You might consider converting your data to a long format.
From tidyr::gather
Gather columns into key-value pairs.
Description
Gather takes multiple columns and collapses into key-value pairs, duplicating all other columns as needed. You use gather() when you notice that you have columns that are not variables.

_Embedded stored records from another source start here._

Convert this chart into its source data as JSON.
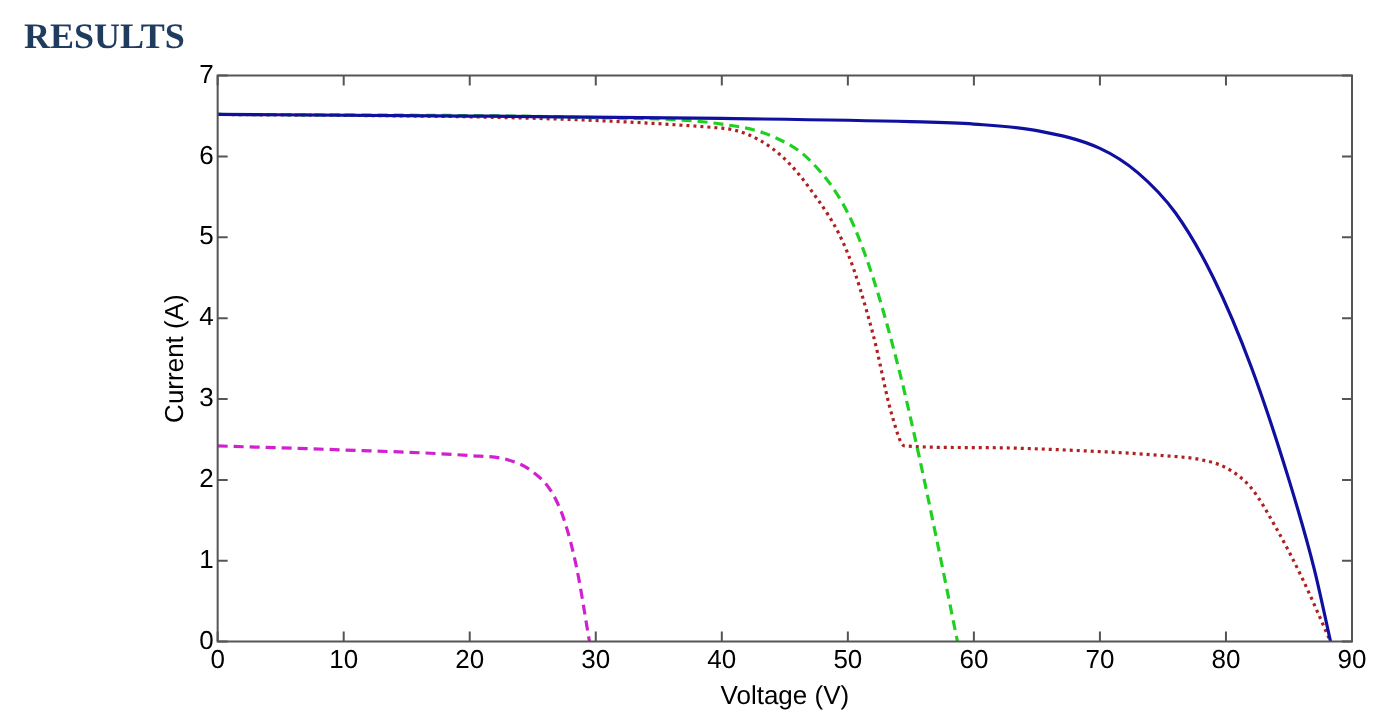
{
  "chart_data": {
    "type": "line",
    "title": "RESULTS",
    "xlabel": "Voltage (V)",
    "ylabel": "Current (A)",
    "xlim": [
      0,
      90
    ],
    "xticks": [
      0,
      10,
      20,
      30,
      40,
      50,
      60,
      70,
      80,
      90
    ],
    "ylim": [
      0,
      7
    ],
    "yticks": [
      0,
      1,
      2,
      3,
      4,
      5,
      6,
      7
    ],
    "grid": false,
    "legend": false,
    "marker": "none",
    "series": [
      {
        "color": "#1010a0",
        "line_style": "solid",
        "x": [
          0,
          20,
          40,
          55,
          60,
          65,
          70,
          73,
          76,
          79,
          82,
          85,
          87,
          88.3
        ],
        "values": [
          6.52,
          6.5,
          6.47,
          6.43,
          6.4,
          6.32,
          6.1,
          5.8,
          5.3,
          4.5,
          3.4,
          2.0,
          0.9,
          0
        ]
      },
      {
        "color": "#20d020",
        "line_style": "dashed",
        "x": [
          0,
          30,
          40,
          44,
          47,
          50,
          52,
          54,
          55.5,
          57,
          58.7
        ],
        "values": [
          6.52,
          6.48,
          6.4,
          6.25,
          5.95,
          5.3,
          4.5,
          3.4,
          2.4,
          1.3,
          0
        ]
      },
      {
        "color": "#b02020",
        "line_style": "dotted",
        "x": [
          0,
          40,
          44,
          47,
          50,
          52,
          53.5,
          54.5,
          60,
          70,
          75,
          78,
          80,
          82,
          84,
          86,
          88.3
        ],
        "values": [
          6.52,
          6.35,
          6.1,
          5.6,
          4.8,
          3.8,
          2.8,
          2.42,
          2.4,
          2.35,
          2.3,
          2.25,
          2.15,
          1.9,
          1.4,
          0.8,
          0
        ]
      },
      {
        "color": "#d020d0",
        "line_style": "dashed",
        "x": [
          0,
          10,
          20,
          23,
          25,
          26.5,
          27.5,
          28.5,
          29.5
        ],
        "values": [
          2.42,
          2.37,
          2.3,
          2.25,
          2.1,
          1.85,
          1.5,
          0.9,
          0
        ]
      }
    ]
  }
}
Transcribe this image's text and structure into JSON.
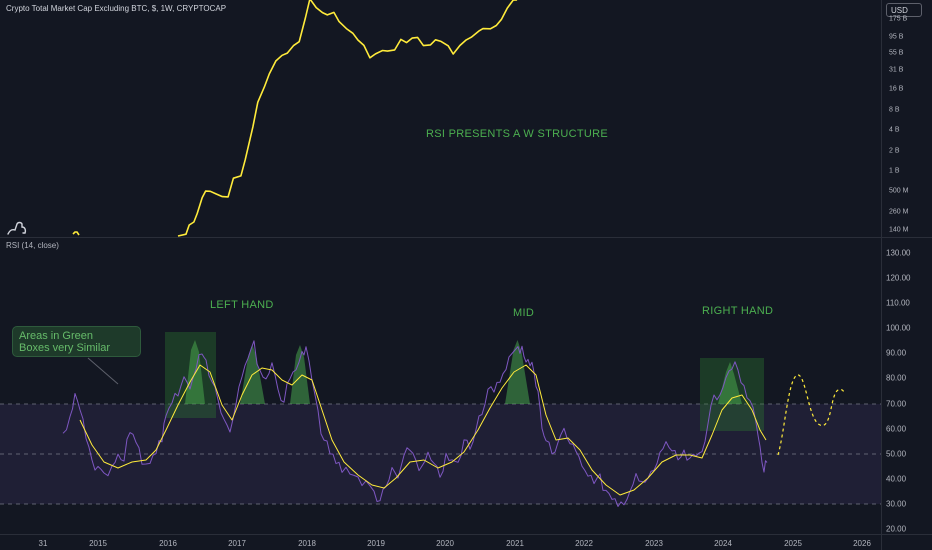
{
  "header": {
    "title": "Crypto Total Market Cap Excluding BTC, $, 1W, CRYPTOCAP",
    "currency": "USD"
  },
  "price_pane": {
    "axis_ticks": [
      "175 B",
      "95 B",
      "55 B",
      "31 B",
      "16 B",
      "8 B",
      "4 B",
      "2 B",
      "1 B",
      "500 M",
      "260 M",
      "140 M"
    ],
    "annotation": "RSI PRESENTS A W STRUCTURE",
    "line_color": "#ffeb3b"
  },
  "rsi_pane": {
    "label": "RSI (14, close)",
    "axis_ticks": [
      "130.00",
      "120.00",
      "110.00",
      "100.00",
      "90.00",
      "80.00",
      "70.00",
      "60.00",
      "50.00",
      "40.00",
      "30.00",
      "20.00"
    ],
    "upper_band": 70,
    "middle_band": 50,
    "lower_band": 30,
    "rsi_color": "#7e57c2",
    "ma_color": "#ffeb3b",
    "labels": {
      "left_hand": "LEFT HAND",
      "mid": "MID",
      "right_hand": "RIGHT HAND"
    },
    "callout_lines": [
      "Areas in Green",
      "Boxes very Similar"
    ]
  },
  "x_axis": [
    "31",
    "2015",
    "2016",
    "2017",
    "2018",
    "2019",
    "2020",
    "2021",
    "2022",
    "2023",
    "2024",
    "2025",
    "2026"
  ],
  "colors": {
    "background": "#131722",
    "annotation_green": "#4caf50",
    "band_fill": "#7e57c2"
  }
}
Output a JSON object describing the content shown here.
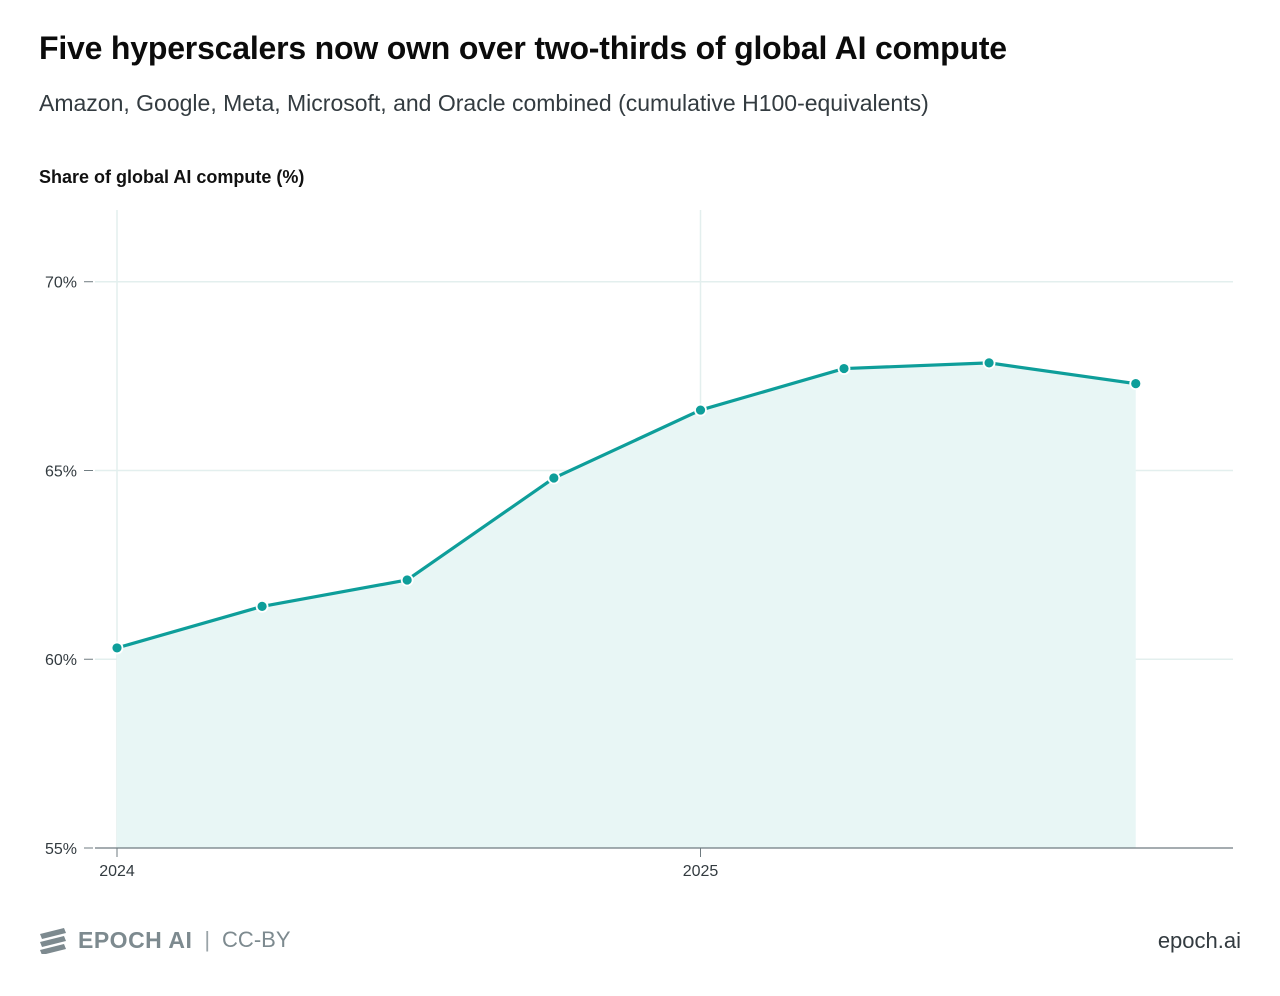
{
  "header": {
    "title": "Five hyperscalers now own over two-thirds of global AI compute",
    "subtitle": "Amazon, Google, Meta, Microsoft, and Oracle combined (cumulative H100-equivalents)"
  },
  "chart_data": {
    "type": "area",
    "title": "Five hyperscalers now own over two-thirds of global AI compute",
    "subtitle": "Amazon, Google, Meta, Microsoft, and Oracle combined (cumulative H100-equivalents)",
    "ylabel": "Share of global AI compute (%)",
    "xlabel": "",
    "x": [
      "2024-01-01",
      "2024-04-01",
      "2024-07-01",
      "2024-10-01",
      "2025-01-01",
      "2025-04-01",
      "2025-07-01",
      "2025-10-01"
    ],
    "series": [
      {
        "values": [
          60.3,
          61.4,
          62.1,
          64.8,
          66.6,
          67.7,
          67.85,
          67.3
        ]
      }
    ],
    "ylim": [
      55,
      71.9
    ],
    "xlim": [
      "2024-01-01",
      "2025-12-01"
    ],
    "yticks": [
      55,
      60,
      65,
      70
    ],
    "ytick_labels": [
      "55%",
      "60%",
      "65%",
      "70%"
    ],
    "xticks": [
      "2024-01-01",
      "2025-01-01"
    ],
    "xtick_labels": [
      "2024",
      "2025"
    ],
    "grid": true,
    "legend": "none",
    "colors": {
      "line": "#0e9e9a",
      "fill": "#e8f6f5",
      "grid": "#e3efee",
      "axis": "#6f7b80"
    }
  },
  "footer": {
    "brand": "EPOCH AI",
    "license": "CC-BY",
    "site": "epoch.ai"
  }
}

Having samples as columns is the situation of "columns that are not variables". Fixing that so all columns are variables makes manipulating the data a lot easier.
Example
require('tibble')
require('tidyr')
# Data where columns are sample ids.
old_df <- tribble(
~parameter, ~sample_1, ~sample_2, ~sample_3,
"foo", 1, 0, 2,
"baz", 1, 2, 2,
"duq", 1, 0, 3,
"fiz", 1, 0, 0,
"buz", 10, 10, 1)
# Make long format data
new_df <- old_df %>% gather(key="id", value="value", -parameter)
new_df
# A tibble: 15 x 3
# parameter id value
# <chr> <chr> <dbl>
# 1 foo sample_1 1
# 2 baz sample_1 1
# 3 duq sample_1 1
# 4 fiz sample_1 1
# 5 buz sample_1 10
# 6 foo sample_2 0
# 7 baz sample_2 2
# 8 duq sample_2 0
# 9 fiz sample_2 0
#10 buz sample_2 10
#11 foo sample_3 2
#12 baz sample_3 2
#13 duq sample_3 3
#14 fiz sample_3 0
#15 buz sample_3 1
Now you can summarize and filter very easily as all of your columns are variables. In this case, it allows us to group by the sample id. That allows us to summarize data with respect to the sample id and to ask questions with regards to the sample id. E.g. "Which sample ids have more than 4 values greater than zero?"
new_df %>%
group_by(id) %>%
summarize(num_pos_values=sum(value > 0)) %>%
filter(num_pos_values > 4)
# A tibble: 1 x 2
# id num_pos_values
# <chr> <int>
# 1 sample_1 5